如何分割一個字符串並在python中返回其分隔符？

Question

我有一個字符串，它看起來像下面：

string1 = "47482M4I14M7I7M1I26M8D25M4I20M2I11M7I17M7I7M22I14M3I35M3I30M1D15M2I16M17D4M5D15M7D37M1D24M5D5M6D27M4I35M11I10M3I5M3I24M15I175M3D13M236792H" 

我想字母分離並以列表的字典把相關的值與（即A-Z或A-Z）。 每組號碼都與字母相關聯。
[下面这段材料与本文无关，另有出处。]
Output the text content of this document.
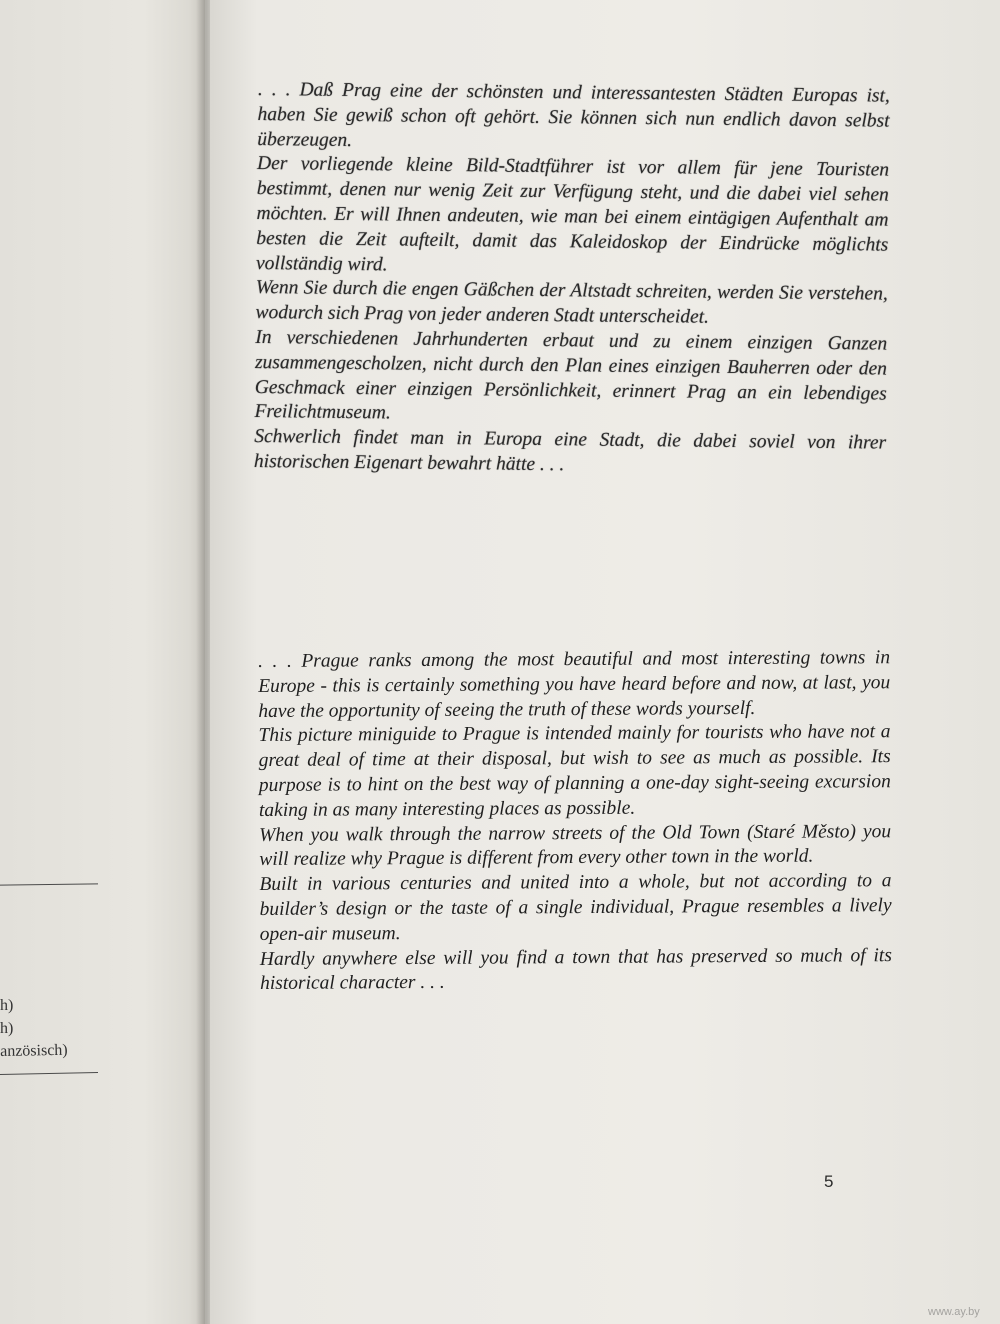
h)
h)
anzösisch)

. . . Daß Prag eine der schönsten und interessantesten Städten Europas ist, haben Sie gewiß schon oft gehört. Sie können sich nun endlich davon selbst überzeugen.

Der vorliegende kleine Bild-Stadtführer ist vor allem für jene Touristen bestimmt, denen nur wenig Zeit zur Verfügung steht, und die dabei viel sehen möchten. Er will Ihnen andeuten, wie man bei einem eintägigen Aufenthalt am besten die Zeit aufteilt, damit das Kaleidoskop der Eindrücke möglichts vollständig wird.

Wenn Sie durch die engen Gäßchen der Altstadt schreiten, werden Sie verstehen, wodurch sich Prag von jeder anderen Stadt unterscheidet.

In verschiedenen Jahrhunderten erbaut und zu einem einzigen Ganzen zusammengescholzen, nicht durch den Plan eines einzigen Bauherren oder den Geschmack einer einzigen Persönlichkeit, erinnert Prag an ein lebendiges Freilichtmuseum.

Schwerlich findet man in Europa eine Stadt, die dabei soviel von ihrer historischen Eigenart bewahrt hätte . . .

. . . Prague ranks among the most beautiful and most interesting towns in Europe - this is certainly something you have heard before and now, at last, you have the opportunity of seeing the truth of these words yourself.

This picture miniguide to Prague is intended mainly for tourists who have not a great deal of time at their disposal, but wish to see as much as possible. Its purpose is to hint on the best way of planning a one-day sight-seeing excursion taking in as many interesting places as possible.

When you walk through the narrow streets of the Old Town (Staré Město) you will realize why Prague is different from every other town in the world.

Built in various centuries and united into a whole, but not according to a builder’s design or the taste of a single individual, Prague resembles a lively open-air museum.

Hardly anywhere else will you find a town that has preserved so much of its historical character . . .

5
www.ay.by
例如，

'M' 與47482，14，7I7等

'I' 被關聯與4,1等相關聯

'H' 與236792

相關聯我最終的數據結構會像

dict = { 
     M:[47482, 14, 717], 
     I:[4, 1], 
     H:[236792] 

    } 

我嘗試：

import re 
string1 = "47482M4I14M7I7M1I26M8D25M4I20M2I11M7I17M7I7M22I14M3I35M3I30M1D15M2I16M17D4M5D15M7D37M1D24M5D5M6D27M4I35M11I10M3I5M3I24M15I175M3D13M236792H" 
tmp = re.split('[a-zA-Z]', string1) 
print(tmp) 

我無法將這些字母作爲分隔符。需要幫助來創建數據結構。

Answer 1

你在正確的軌道上，但你應該使用一個稍微不同的正則表達式，並使用re.findall。就像這樣：

In [1]: string1 = "47482M4I14M7I7M1I26M8D25M4I20M2I11M7I17M7I7M22I14M3I35M3I30M1D15M2I16M17D4M5D15M7D37M1D24M5D5M6D27M4I35M11I10M3I5M3I24M15I175M3D13M236792H" 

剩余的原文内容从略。